Martín Esperanza

Personal information
- Full name: Ignacio Martín-Esperanza Tejada
- Date of birth: 5 June 1936 (age 88)
- Place of birth: Verín, Spain
- Height: 1.79 m (5 ft 10+1⁄2 in)
- Position(s): Forward

Youth career
- Real Madrid

Senior career*
- Years: Team / Apps / (Gls)
- 1956–1960: Plus Ultra / 43 / (13)
- 1956–1957: → La Felguera (loan) / 40 / (12)
- 1958–1959: → Atlético Ceuta (loan) / 22 / (5)
- 1960–1963: Betis / 42 / (5)
- 1963–1970: Pontevedra / 155 / (19)
- Total:  / 302 / (54)

Managerial career
- 1973: Pontevedra
- 1973–1974: Atlético Pontevedrés
- 1974–1975: Lugo
- 1975–1976: Portonovo
- 1976–1978: Algeciras
- 1978–1980: Lleida
- 1981: Figueres
- 1982–1983: Lugo
- 1983–1985: Hospitalet
- 1987–1990: Atlético Baleares
- 1999: Pontevedra

= Martín Esperanza =

Spanish footballer and manager

Ignacio Martín-Esperanza Tejada (born 5 June 1936), known as Martín Esperanza, is a Spanish retired footballer who played as a forward, and is a former manager.

==Playing career==
Born in Verín, Ourense, Galicia, Martín Esperanza finished his formation at Real Madrid, and made his senior debuts while on loan at CP La Felguera in 1956. He scored 12 goals for the club, which narrowly avoided relegation, and was assigned to the former's reserves in the following year.

Martín Esperanza was also loaned to CA Ceuta, and in 1960 signed for La Liga's Real Betis, with Luis del Sol moving in the opposite direction.

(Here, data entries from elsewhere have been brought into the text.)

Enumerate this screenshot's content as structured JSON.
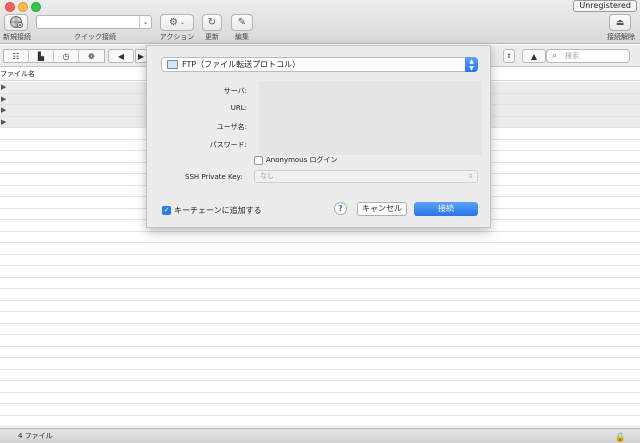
{
  "window": {
    "unregistered_label": "Unregistered"
  },
  "toolbar": {
    "new_connection_label": "新規接続",
    "quick_connect_label": "クイック接続",
    "quick_connect_value": "",
    "action_label": "アクション",
    "refresh_label": "更新",
    "edit_label": "編集",
    "disconnect_label": "接続解除"
  },
  "search": {
    "placeholder": "検索"
  },
  "file_list": {
    "column_name": "ファイル名",
    "expandable_rows": 4
  },
  "status": {
    "file_count": "4 ファイル"
  },
  "dialog": {
    "protocol": "FTP（ファイル転送プロトコル）",
    "server_label": "サーバ:",
    "url_label": "URL:",
    "username_label": "ユーザ名:",
    "password_label": "パスワード:",
    "anonymous_label": "Anonymous ログイン",
    "ssh_key_label": "SSH Private Key:",
    "ssh_key_value": "なし",
    "keychain_label": "キーチェーンに追加する",
    "help_label": "?",
    "cancel_label": "キャンセル",
    "connect_label": "接続"
  },
  "colors": {
    "accent": "#2a7bed",
    "toolbar_bg": "#e3e3e3",
    "sheet_bg": "#ececec"
  }
}
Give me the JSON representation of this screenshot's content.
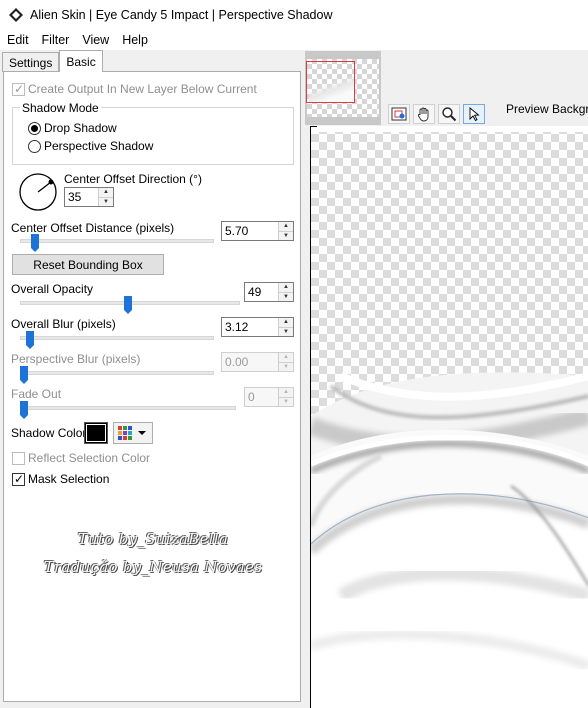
{
  "window": {
    "title": "Alien Skin | Eye Candy 5 Impact | Perspective Shadow"
  },
  "menu": [
    "Edit",
    "Filter",
    "View",
    "Help"
  ],
  "tabs": {
    "settings": "Settings",
    "basic": "Basic"
  },
  "options": {
    "create_output": "Create Output In New Layer Below Current",
    "shadow_mode_title": "Shadow Mode",
    "drop_shadow": "Drop Shadow",
    "perspective_shadow": "Perspective Shadow",
    "center_offset_direction": "Center Offset Direction (°)",
    "direction_value": "35",
    "center_offset_distance": "Center Offset Distance (pixels)",
    "distance_value": "5.70",
    "reset_bounding_box": "Reset Bounding Box",
    "overall_opacity": "Overall Opacity",
    "opacity_value": "49",
    "overall_blur": "Overall Blur (pixels)",
    "blur_value": "3.12",
    "perspective_blur": "Perspective Blur (pixels)",
    "perspective_blur_value": "0.00",
    "fade_out": "Fade Out",
    "fade_out_value": "0",
    "shadow_color": "Shadow Color",
    "reflect_selection_color": "Reflect Selection Color",
    "mask_selection": "Mask Selection"
  },
  "watermark": {
    "line1": "Tuto by_SuizaBella",
    "line2": "Tradução by_Neusa Novaes"
  },
  "preview": {
    "label": "Preview Backgro"
  },
  "colors": {
    "shadow": "#000000",
    "slider": "#1e73d6",
    "thumb_frame": "#e23a3a"
  },
  "slider_levels": {
    "distance": 0.06,
    "opacity": 0.49,
    "blur": 0.03,
    "perspective_blur": 0.0,
    "fade_out": 0.0
  },
  "icons": [
    "app-icon",
    "navigate-icon",
    "hand-icon",
    "zoom-icon",
    "pointer-icon",
    "color-grid-icon",
    "dropdown-arrow-icon"
  ]
}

He made his debut in the competition on 11 September, playing the full 90 minutes in a 2–0 home win against RCD Mallorca, and scored his first goal on 11 December, netting the last in a 2–1 success at Granada CF.

Martín-Esperanza struggled with injuries during his spell with the Andalusians, and joined Pontevedra CF in the 1963 summer. He was regularly used by the club, and eventually retired in 1970 at the age of 33; he was also called up to the national team in December 1965, being only an unused substitute in a 0–2 loss against England.

==Managerial career==
After his retirement Martín Esperanza was appointed manager of his last side Pontevedra in 1973, and eventually suffering team relegation. After managing lower clubs in his native region he was named Algeciras CF manager, taking the club back to Segunda División B in his first season.

Subsequently, Martín Esperanza had spells with Catalan clubs UE Lleida, UE Figueres, CE L'Hospitalet and CD Atlético Baleares, all of them in the third division. In 1999, after nearly ten years without a club, he returned to Pontevedra, but his reign only lasted six matches.